Flirtation Walk

Film Review by Dean Duncan Jun 1, 2015

Here’s a very nice entry in the Warner Brothers’ Archive Series, and a nice indication of its uses. Flirtation Walk is no masterpiece, but it’s plenty craftsmanlike, interestingly of its time, of more than sufficient narrative interest and entertainment value. In other words, here’s a 1931 example of many of the movies that we mostly go to, and are glad that we do. Commerce, with some craftsmanship and conscience.

As always, Ms. Keeler can neither sing, dance, nor act. As generally, it doesn’t matter much. As often, her counterpart Mr. Powell helps this situation no end. He really is terrific—the unaffectedness, the effortlessness, the aw-shucks beautiful voice, the impertinence pitched just right, with decencies lurking beneath. Not only does this add up to a very nice iteration of Borzage’s early sound urbanness (in a film not remotely urban; cf. the male leads in Bad Girl and Man’s Castle), it’ll eventually add up to Bing Crosby. Why didn’t Powell make as much of a multi-media splash? Cf. Maurice Tourneur, etc.—it’s the mysteries of Mammon, the vagaries of promotion, and All is Vanity.

This distinguished director seems most at home, or communicates in the most recognizable ways, through the Hawaii section. The white swains’ discovery of all those natives is pretty colonial: actual communities reduced to ceremonial or salvage ethnographic dress-up, overly pleased at the attention and investment of the conqueror. Having said that, the discovery of all those natives is also lovely, and the cooperative number that follows could as well be taken as a cultural meeting both generous and grateful. Leading us to this distinguished director’s signature moment. Predictably the young couples’ rapt idyll is powerfully infused by a simultaneously romantic/erotic/spiritual shimmer. (Who but he ever dared to attempt such an unlikely union? God, I guess.

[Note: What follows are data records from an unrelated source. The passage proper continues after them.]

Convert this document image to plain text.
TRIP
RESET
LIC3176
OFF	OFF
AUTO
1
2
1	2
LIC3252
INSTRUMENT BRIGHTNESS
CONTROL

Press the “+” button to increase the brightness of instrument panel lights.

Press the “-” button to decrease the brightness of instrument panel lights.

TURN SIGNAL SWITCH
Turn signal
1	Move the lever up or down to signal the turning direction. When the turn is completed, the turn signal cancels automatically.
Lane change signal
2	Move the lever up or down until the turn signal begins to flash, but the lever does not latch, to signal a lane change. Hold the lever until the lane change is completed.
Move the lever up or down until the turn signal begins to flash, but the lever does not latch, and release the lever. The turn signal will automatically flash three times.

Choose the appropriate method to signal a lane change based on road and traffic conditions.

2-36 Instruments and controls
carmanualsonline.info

But it’s a pretty unique combination in the Here Below of Hollywood film. But, part 2: Borzage pulls it so effortlessly, so naturally that one wonders if he’s even attempting anything. It’s just him, and them, and it’s just true.)

The course-of-true-love complications are interesting. The military culture stuff is very interesting. An assignment? If so, it was professionally taken on; this isn’t exactly John Ford, but one gets the sense of a whole sub-culture, rendered in enough detail to leave awareness expanded and appreciation increased. Best is the O’Brien/Powell relationship. Hawks! Before Hawks had really made the dynamic his own. Real male excess gives way to real honourable antagonism, gives way to a very moving portrait of deep, abiding friendship. And remember, Flirtation Walk isn’t even a masterpiece!